Annie Dheur : L’émotion à fleur de toile
Saisissantes, troublantes, poignantes… Les œuvres d’Annie Dheur nous bouleversent par leur expressivité, émanation douloureuse et obsessionnelle d’un univers spectral. Si elles libèrent brutalement une souffrance profonde qui leur confère une immense puissance émotionnelle, elles ont également un rôle de catharsis. Analyse…

Saisissantes, troublantes, poignantes… Les œuvres d’Annie Dheur nous bouleversent par leur expressivité, émanation douloureuse et obsessionnelle d’un univers spectral. Si elles libèrent brutalement une souffrance profonde qui leur confère une immense puissance émotionnelle, elles ont également un rôle de catharsis. Analyse…
L’émotion pure. Absolue. Comme devant Le Cri d’Edvard Munch. Et encore Le Cri, dans sa version la plus célèbre, atténue-t-il l’image de la douleur par l’apport de la couleur. Chez Annie Dheur, aucune concession à celle-ci : le noir et blanc ou le rouge et noir. Mais obstinément le noir, couleur du désespoir qui ponctue la plupart de ses créations… avec des titres lourds de sens, Translation, Apparition, Disparition, Contusions, qui viennent renforcer ces visions. Alors comment ne pas rester muet, médusé, devant ces formes fantomatiques, écrins déchirants de visages figés, aux traits indéfinis, aux yeux clos par la mort ou figurés par leurs orbites ? Des visages qui provoquent l’empathie et vous hantent…

Une exceptionnelle puissance évocatoire
Dans un style violemment émotif, Annie Dheur, en larges traits verticaux et horizontaux, à l’image de destins croisés mêlant passé prometteur et barrant le présent, exprime la souffrance de l’âme humaine dans une transréalité figurative proche de certaines œuvres de Francis Bacon. Elle tisse une sorte de toile sur la toile, de voile floutant la représentation parfois noyée d’abondantes larmes en coulures épaisses comme dans Blanc noir 2 ou Apparition disparition.
Ses tableaux ont la force d’imposer le silence, telle une religiosité de la douleur. Ils ont la puissance et l’expressivité de certains dessins de Goya.

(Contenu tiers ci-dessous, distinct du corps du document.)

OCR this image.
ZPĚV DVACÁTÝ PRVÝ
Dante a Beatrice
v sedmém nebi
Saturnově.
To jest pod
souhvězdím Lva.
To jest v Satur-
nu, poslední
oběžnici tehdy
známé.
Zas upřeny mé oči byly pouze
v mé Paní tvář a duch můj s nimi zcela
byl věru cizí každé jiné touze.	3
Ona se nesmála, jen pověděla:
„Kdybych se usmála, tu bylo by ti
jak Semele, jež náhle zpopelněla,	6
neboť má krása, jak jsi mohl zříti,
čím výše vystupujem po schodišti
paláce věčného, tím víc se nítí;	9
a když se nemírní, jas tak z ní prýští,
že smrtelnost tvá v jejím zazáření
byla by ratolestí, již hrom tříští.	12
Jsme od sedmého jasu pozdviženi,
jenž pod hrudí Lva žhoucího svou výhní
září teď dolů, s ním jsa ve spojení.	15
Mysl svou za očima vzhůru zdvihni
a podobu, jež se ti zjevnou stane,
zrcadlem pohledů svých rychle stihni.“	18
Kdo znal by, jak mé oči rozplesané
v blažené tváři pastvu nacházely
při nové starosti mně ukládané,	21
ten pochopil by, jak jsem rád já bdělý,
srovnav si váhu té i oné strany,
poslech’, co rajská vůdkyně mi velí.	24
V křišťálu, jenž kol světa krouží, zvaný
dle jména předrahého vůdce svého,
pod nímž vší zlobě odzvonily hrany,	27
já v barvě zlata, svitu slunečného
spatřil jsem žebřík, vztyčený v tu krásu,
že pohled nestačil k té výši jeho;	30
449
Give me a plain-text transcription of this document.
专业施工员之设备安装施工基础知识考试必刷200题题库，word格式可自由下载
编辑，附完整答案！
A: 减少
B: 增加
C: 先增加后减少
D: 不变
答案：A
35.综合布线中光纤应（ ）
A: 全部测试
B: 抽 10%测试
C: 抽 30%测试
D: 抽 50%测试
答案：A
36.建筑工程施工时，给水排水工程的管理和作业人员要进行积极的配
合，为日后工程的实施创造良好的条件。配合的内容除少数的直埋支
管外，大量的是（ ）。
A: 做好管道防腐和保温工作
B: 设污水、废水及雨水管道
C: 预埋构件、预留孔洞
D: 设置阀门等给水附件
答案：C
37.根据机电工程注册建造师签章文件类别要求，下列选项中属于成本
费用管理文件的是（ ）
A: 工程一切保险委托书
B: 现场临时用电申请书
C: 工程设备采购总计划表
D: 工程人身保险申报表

Et, pour parachever ce cri de désespoir, en légende, un tableau intitulé Quoi de neuf ? découpé en deux zones : l’une "Rien", écrit à l’envers, nous invite presque à passer de l’autre côté de la vitre - donc de la toile - aux côtés de l’artiste, et l’autre, un fond noir, fait écho à son paysage intérieur. Juste un mot pour tout dire. Un privatif. Un mot fort, têtu, "néantissime" même… Placé seul, sans espoir d’atténuation, au-dessus du gouffre noir qui menace de l’engloutir. Mais "Rien", l’anagramme de nier, n’est pas rien en fait. Il permet d’exister pour témoigner. Témoigner contre une réalité trop violente et, par opposition, il finit par évoquer un "tout" positif. Un tout à l’image d’une autre de ses toiles Oser Eros qui montre un être de lumière, radieux aux formes douces, arrondies, un personnage presque blanc, joyeux, en contraste total avec les autres apparitions, comme une éclaircie après la pluie.
Thanatos - Eros : nous sommes tous habités par ces deux pulsions opposées inhérentes à la vie. Chez Annie Dheur, elles s’imposent impérieusement et viennent travailler notre conscience. A travers elles, l’artiste nous propose des compositions fortes, porteuses d’émotions partagées qui s’expriment à fleur de toile et s’impriment dans la mémoire et le cœur, nous marquant d’une empreinte indélébile. La signature d’un grand talent.